The remains will be flown to her home in Mindanao on Thursday.
“The Department of Foreign Affairs and OWWA (Overseas Workers Welfare Administration) Administrator Hans Cacdac might go to the airport for her,” said Bello.
“I am going to General Santos City on Friday. I will visit her there,” he added.
Villavende’s family met yesterday with Bello and Cacdac at the DOLE office in Manila.
An embalmment report of the Sabah Hospital in Kuwait, which was released by Bello, said Villavende’s death was caused by “acute failure of heart and respiration as result by shock and multiple injuries (in the) vascular nervous system.”
Bello said he has requested the NBI to conduct another autopsy to validate results of an autopsy done in Kuwait.
“For our own satisfaction, especially the President, we want a validation from our own NBI,” he said
The killing of Villavende prompted the DOLE to impose a partial ban on deployment to Kuwait, covering all newly-hired household service workers.

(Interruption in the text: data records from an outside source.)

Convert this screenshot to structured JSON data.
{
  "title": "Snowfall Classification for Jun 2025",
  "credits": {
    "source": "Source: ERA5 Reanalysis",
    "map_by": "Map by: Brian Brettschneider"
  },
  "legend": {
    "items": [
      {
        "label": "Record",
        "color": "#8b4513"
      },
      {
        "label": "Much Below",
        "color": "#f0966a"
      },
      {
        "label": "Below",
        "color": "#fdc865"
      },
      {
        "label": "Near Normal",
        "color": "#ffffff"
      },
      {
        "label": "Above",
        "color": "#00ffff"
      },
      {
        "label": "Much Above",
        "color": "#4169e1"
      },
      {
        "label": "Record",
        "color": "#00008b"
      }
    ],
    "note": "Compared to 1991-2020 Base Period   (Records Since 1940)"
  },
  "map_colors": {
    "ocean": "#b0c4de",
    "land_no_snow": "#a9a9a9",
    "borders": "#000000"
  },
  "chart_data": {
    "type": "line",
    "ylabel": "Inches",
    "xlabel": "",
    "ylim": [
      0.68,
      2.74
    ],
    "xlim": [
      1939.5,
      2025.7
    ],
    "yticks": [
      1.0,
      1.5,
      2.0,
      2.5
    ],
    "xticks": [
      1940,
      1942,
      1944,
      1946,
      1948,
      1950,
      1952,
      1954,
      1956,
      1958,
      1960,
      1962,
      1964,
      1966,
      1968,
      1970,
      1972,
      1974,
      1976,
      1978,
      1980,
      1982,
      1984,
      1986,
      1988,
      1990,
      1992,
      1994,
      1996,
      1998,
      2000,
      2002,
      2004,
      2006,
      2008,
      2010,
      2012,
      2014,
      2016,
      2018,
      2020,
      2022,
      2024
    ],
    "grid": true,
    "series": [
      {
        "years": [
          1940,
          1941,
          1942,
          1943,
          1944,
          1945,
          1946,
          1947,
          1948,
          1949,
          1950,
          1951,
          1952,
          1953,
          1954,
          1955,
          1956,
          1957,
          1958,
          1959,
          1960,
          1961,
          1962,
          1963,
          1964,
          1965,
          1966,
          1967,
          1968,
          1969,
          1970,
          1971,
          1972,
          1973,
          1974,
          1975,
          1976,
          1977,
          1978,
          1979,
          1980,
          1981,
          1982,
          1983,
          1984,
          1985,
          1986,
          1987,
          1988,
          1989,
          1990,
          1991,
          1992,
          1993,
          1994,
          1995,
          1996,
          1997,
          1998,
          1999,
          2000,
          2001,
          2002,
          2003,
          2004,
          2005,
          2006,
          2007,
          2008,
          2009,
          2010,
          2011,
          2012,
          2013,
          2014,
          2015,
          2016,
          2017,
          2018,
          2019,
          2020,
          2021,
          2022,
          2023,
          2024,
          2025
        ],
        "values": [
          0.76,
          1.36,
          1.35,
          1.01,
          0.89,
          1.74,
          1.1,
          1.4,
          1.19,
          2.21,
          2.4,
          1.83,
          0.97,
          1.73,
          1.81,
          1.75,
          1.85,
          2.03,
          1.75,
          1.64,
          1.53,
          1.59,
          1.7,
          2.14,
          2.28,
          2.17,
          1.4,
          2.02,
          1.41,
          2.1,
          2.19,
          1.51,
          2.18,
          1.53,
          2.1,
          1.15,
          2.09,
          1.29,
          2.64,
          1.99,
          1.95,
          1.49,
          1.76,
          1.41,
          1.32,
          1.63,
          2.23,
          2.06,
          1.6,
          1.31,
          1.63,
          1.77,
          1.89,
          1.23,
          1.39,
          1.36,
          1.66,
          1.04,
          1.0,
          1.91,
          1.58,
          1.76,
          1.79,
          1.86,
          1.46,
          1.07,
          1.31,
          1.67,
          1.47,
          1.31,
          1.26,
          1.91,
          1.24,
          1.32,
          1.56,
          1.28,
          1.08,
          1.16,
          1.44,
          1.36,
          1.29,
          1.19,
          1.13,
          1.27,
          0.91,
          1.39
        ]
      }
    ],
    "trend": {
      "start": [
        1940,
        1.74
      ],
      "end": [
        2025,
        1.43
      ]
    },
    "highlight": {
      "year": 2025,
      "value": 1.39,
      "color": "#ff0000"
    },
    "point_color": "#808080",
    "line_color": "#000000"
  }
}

The Trade Union Congress of the Philippines said government should impose a total deployment ban.
TUCP vice president Louie Corral said numerous incidents that have taken place in Kuwait involving Filipino household workers despite an 2018 agreement between the two countries for the protection of domestic workers.
He said 200 Filipino household workers have died in Kuwait in the last four years, and there are 280 runaway Filipino workers in the Philippine embassy shelter there.